Les Matinées de la Villa Saïd
de Anatole France

critiqué par Alceste, le 1 octobre 2019
(Liège - 58 ans)


La note:  étoiles
Anatole France sur le vif
En l’absence de tout enregistrement radiophonique ou cinématographique, cet ouvrage paru en 1921 nous donne une idée approchante de ce que fut Anatole France dans ses « matinées de la villa Saïd », quand il était au centre de l’attention admirative d’un cercle d’invités de son choix. Paul Gsell, témoin de quelques-uns de ces échanges brillants, en relate l’atmosphère et, autant que faire se peut, le contenu, notamment en retranscrivant les dialogues menés sur les sujets les plus divers.

Les liens entre littérature et politique sont très finement analysés. Cette dernière gâche-t-elle le talent ou le stimule-t-il ?

De bons mots émaillent la conversation. Ainsi, à propos du naïf pape Pie X : « C’est un gondolier de Venise sur la barque de Saint-Pierre : il la conduit à la gaffe. »

Le théâtre suscite également son intérêt, dans la mesure où ses romans sont réclamés en adaptation scénique. Il invoque alors Shakespeare et Molière, en soumettant une interprétation très pertinente du personnage d’Alceste, romantisé à l’excès selon lui, alors qu’il suscitait une franche gaieté à l’époque de sa création, soutient-il.

A un professeur d’université un peu balourd qui lui pose la question du génie littéraire, il propose Rabelais en exemple. « Les génies créent comme les mères mettent leurs enfants au monde. Toutes les statues qu’ils pétrissent respirent sans qu’ils sachent pourquoi. Même tortues et bancales, elles palpitent. Elles sont nées viables, tandis que les images plus régulièrement modelées par d’autres sculpteurs restent mortes. »
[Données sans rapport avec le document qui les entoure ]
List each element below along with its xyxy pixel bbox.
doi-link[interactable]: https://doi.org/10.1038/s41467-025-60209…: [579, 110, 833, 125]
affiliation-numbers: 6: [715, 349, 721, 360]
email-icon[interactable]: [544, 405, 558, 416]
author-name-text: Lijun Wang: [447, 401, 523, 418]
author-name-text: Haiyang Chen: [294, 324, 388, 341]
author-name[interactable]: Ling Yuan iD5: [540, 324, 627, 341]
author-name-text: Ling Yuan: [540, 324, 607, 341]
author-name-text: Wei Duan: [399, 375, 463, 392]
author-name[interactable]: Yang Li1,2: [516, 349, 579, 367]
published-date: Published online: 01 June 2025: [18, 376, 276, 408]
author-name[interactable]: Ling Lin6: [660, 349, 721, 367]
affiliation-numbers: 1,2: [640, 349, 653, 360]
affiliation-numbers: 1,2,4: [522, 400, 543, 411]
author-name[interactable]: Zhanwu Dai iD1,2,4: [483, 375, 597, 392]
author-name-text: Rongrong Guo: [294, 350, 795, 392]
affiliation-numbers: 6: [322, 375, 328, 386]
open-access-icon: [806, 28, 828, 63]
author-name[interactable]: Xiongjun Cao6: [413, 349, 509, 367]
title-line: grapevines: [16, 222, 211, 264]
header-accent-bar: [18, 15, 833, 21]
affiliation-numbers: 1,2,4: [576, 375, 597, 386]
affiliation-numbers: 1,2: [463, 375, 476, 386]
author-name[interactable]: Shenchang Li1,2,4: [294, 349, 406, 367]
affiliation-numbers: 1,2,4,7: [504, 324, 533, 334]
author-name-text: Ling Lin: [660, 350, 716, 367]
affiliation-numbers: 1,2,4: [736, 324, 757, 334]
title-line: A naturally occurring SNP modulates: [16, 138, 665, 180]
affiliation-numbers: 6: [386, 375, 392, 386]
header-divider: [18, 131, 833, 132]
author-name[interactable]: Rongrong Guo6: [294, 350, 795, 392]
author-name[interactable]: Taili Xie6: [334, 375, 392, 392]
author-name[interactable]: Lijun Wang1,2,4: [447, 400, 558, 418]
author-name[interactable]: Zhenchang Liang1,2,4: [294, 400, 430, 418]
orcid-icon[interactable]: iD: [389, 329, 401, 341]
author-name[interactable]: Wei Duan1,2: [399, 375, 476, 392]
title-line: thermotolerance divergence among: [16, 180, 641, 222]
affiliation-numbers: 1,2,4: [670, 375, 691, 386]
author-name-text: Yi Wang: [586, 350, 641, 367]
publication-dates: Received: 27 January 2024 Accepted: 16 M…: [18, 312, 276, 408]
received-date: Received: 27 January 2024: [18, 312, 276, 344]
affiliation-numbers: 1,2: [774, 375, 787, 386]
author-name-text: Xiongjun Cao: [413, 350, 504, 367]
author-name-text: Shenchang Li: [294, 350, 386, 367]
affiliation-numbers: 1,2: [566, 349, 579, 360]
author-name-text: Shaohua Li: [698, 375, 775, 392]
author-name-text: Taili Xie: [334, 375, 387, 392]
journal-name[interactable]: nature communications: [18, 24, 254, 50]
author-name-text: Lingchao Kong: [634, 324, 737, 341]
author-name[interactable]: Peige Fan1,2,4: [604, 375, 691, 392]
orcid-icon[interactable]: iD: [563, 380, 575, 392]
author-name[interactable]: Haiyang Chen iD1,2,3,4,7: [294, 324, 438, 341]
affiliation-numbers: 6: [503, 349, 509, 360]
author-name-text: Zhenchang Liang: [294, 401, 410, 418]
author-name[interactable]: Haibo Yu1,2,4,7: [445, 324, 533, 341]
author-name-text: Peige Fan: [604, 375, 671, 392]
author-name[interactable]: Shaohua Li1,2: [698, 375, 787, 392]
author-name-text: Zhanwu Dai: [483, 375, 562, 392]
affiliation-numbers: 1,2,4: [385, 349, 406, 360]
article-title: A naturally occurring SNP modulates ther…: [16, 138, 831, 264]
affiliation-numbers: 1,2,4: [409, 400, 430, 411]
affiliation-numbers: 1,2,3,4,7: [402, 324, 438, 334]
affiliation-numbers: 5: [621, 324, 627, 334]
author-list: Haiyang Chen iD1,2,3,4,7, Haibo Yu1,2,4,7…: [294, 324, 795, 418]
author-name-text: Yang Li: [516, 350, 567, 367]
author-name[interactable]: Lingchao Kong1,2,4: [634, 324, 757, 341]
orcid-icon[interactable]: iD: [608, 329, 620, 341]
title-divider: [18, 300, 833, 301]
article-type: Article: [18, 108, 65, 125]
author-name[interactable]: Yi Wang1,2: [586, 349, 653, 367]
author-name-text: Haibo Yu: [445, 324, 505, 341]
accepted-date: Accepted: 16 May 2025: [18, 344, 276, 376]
Une intéressante rencontre avec Rodin eut également lieu, et l’ouvrage s’achève sur des propos concernant des sujets d’actualité brûlante : la guerre et la révolution russe.

Ce qui fut reproché à Anatole France, à une époque où les opinions devaient être tranchées, c’est son scepticisme, qui l’a conduit d’ailleurs à un pacifisme mal accepté en temps de guerre. À cette accusation de tiédeur et d’esprit fort, Paul Gsell répond ainsi dans son adresse au lecteur :

« Anatole France est peut-être le dernier ouvrier des lettres qui ait gardé la belle superstition du style fluide et diaphane, le noble préjugé des mots succulents et des phrases harmonieuses.

Il aime si pieusement la douce France qu’il s’est fait un pseudonyme de ce tendre nom afin de se fondre en sa patrie.

Comme les généreux esprits de sa terre natale, il professe la religion de la sincérité, le culte de la tolérance, et la dévotion de la pitié. A travers les pires tristesses de son temps, il a gardé sa foi dans le progrès lent et certain de la justice et de la bonté.

D’un pas résolu, il sortit maintes fois de sa tour d’ivoire pour aller porter la bonne parole à ses rudes frères des faubourgs.

Enfin et surtout, il fut idolâtre de l’amitié.

Celui qui pour beaucoup de ses contemporains symbolise l’Incrédulité est donc, à sa manière, le plus croyant des croyants. »

Un bel hommage à celui qui reçut le Prix Nobel de littérature cette année-là.